I fixed it by updating call_return to push 1 for empty-result internal calls:
pub fn call_return(&mut self, results: &[ValType]) -> Result<()> {
let len = results.len() as u16;
if results.is_empty() {
if self.sp() == 0 {
self._push1()?; // Push 1 for _transfer
}
self._jump()?;
} else {
while self.sp() > len + 1 {
self._drop()?;
}
self.shift_stack(len, false)?;
self._jump()?;
}
Ok(())
}
This fixed the stack issue—_update now returns true to _transfer, and the underflow error is gone. But then that triggered public functions like name() started failing with InvalidJump. Turns out, handle_frame_popping’s new version I added was the cause:
_ => {
self.table.label(frame.original_pc_offset, self.masm.pc());
self.masm._jumpdest()?;
if !self.is_main && self.abi.is_none() && self.ty.results().is_empty() && self.masm.sp() == 0 {
self.masm._push1()?;
self.masm._jump()?;
}
Ok(())
}
the _push1(1) and _jump() worked for _update, but for name() (a public call with abi.is_some()), it added an extra jump that broke the main_return flow (RETURN for string data).

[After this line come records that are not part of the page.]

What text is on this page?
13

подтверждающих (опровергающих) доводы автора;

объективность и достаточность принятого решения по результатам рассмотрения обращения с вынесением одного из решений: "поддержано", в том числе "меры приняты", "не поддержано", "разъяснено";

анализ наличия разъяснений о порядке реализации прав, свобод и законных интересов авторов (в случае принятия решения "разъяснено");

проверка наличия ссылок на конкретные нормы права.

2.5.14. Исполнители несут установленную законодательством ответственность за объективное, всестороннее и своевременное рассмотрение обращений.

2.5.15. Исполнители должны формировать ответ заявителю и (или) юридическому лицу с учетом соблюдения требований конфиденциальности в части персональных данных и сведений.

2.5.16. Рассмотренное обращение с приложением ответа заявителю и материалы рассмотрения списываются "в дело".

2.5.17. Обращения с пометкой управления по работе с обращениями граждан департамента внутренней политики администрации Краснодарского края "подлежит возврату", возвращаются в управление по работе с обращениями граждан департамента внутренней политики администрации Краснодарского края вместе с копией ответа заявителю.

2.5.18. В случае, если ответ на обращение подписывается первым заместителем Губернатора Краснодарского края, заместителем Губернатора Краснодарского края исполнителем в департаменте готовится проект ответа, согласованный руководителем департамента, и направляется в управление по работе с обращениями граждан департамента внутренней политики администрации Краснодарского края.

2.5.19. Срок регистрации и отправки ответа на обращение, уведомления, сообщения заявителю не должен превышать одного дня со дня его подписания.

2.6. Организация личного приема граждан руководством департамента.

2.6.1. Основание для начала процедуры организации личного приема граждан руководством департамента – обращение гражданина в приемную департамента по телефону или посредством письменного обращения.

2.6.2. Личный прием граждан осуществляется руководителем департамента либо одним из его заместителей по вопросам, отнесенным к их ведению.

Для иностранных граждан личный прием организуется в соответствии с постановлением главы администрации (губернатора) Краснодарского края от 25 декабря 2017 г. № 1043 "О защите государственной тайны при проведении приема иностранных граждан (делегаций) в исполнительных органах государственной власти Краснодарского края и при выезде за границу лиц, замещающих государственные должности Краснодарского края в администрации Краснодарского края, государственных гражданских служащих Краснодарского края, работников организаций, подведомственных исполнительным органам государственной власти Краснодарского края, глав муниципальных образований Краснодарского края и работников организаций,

Reverting to the old version fixed name():
_ => {
self.table.label(frame.original_pc_offset, self.masm.pc());
self.masm._jumpdest()?;
Ok(())
}
now name() returns "The Zink Language" again, but _transfer’s hitting InvalidJump (ret: [] instead of [..., 1] at erc20.rs:295:9). the stack’s fine (SP = 1 from call_return), but the jump target’s off call_return’s _jump() isn’t landing at _transfer’s return point. the jump table’s original_pc_offset isn’t syncing right I suppose
I asked Tianyi about this and he said “…it could be caused by our mock of stack usage in compilation”. so he opened Issue #324 and decided that we tackle that first. He also pointed to Huff’s dispatching docs—stack outputs like takes (1) returns (1)—and suggested tests. In response to this, I wrote tests/stack.rs for if-else, loops, and calls.
Fixes So Far
Here’s what I’ve tried to stabilize the stack:
Fix 1: Tweak Internal Calls In visitor/call.rs, I cut the initial increment_sp(1) in call_internal and adjusted SP post-call:
let current_sp = self.masm.sp();
while current_sp > *results as u16 {
self.masm._drop()?;
}
if current_sp < *results as u16 {
self.masm.increment_sp(*results as u16 - current_sp)?;
}
Fix 2: Enforce Stack at _end In visitor/control.rs, I made _end check SP against returns:
if self.masm.sp() != self.returns {
return Err(Error::StackMismatch { expected: self.returns, found: self.masm.sp() });
}
This caught mismatches but didn’t fix the root cause—SP was still off.
Right now, the tests fail with:
dispatcher_stack: SP = 2, expected 1errprs . Internal calls leave a ghost item.if_else_stack: Extra function with SP = 1, expected 0. Compiler artifact?loop_stack: Returns 8, not 7.Test runs the wrong WAT.
Apparently, the stack’s still haunted 😂. I suspect call_internal’s jump handling or function::new’s setup is the culprit.
Anyways, I’m glad I took the advice to write this, it’s clearing my head, but I’m not out of tricks yet.
My View: Stack Management is a Puzzle
The EVM’s stack is unforgiving, and Zink’s job is to map Rust’s abstractions onto it perfectly. Every push and pop has to align, or you’re toast. I’m starting to see stack management as a puzzle, to be honest, each function’s a piece. It’s brutal, but I’m hooked, solving this is an important breakthrough for Zink.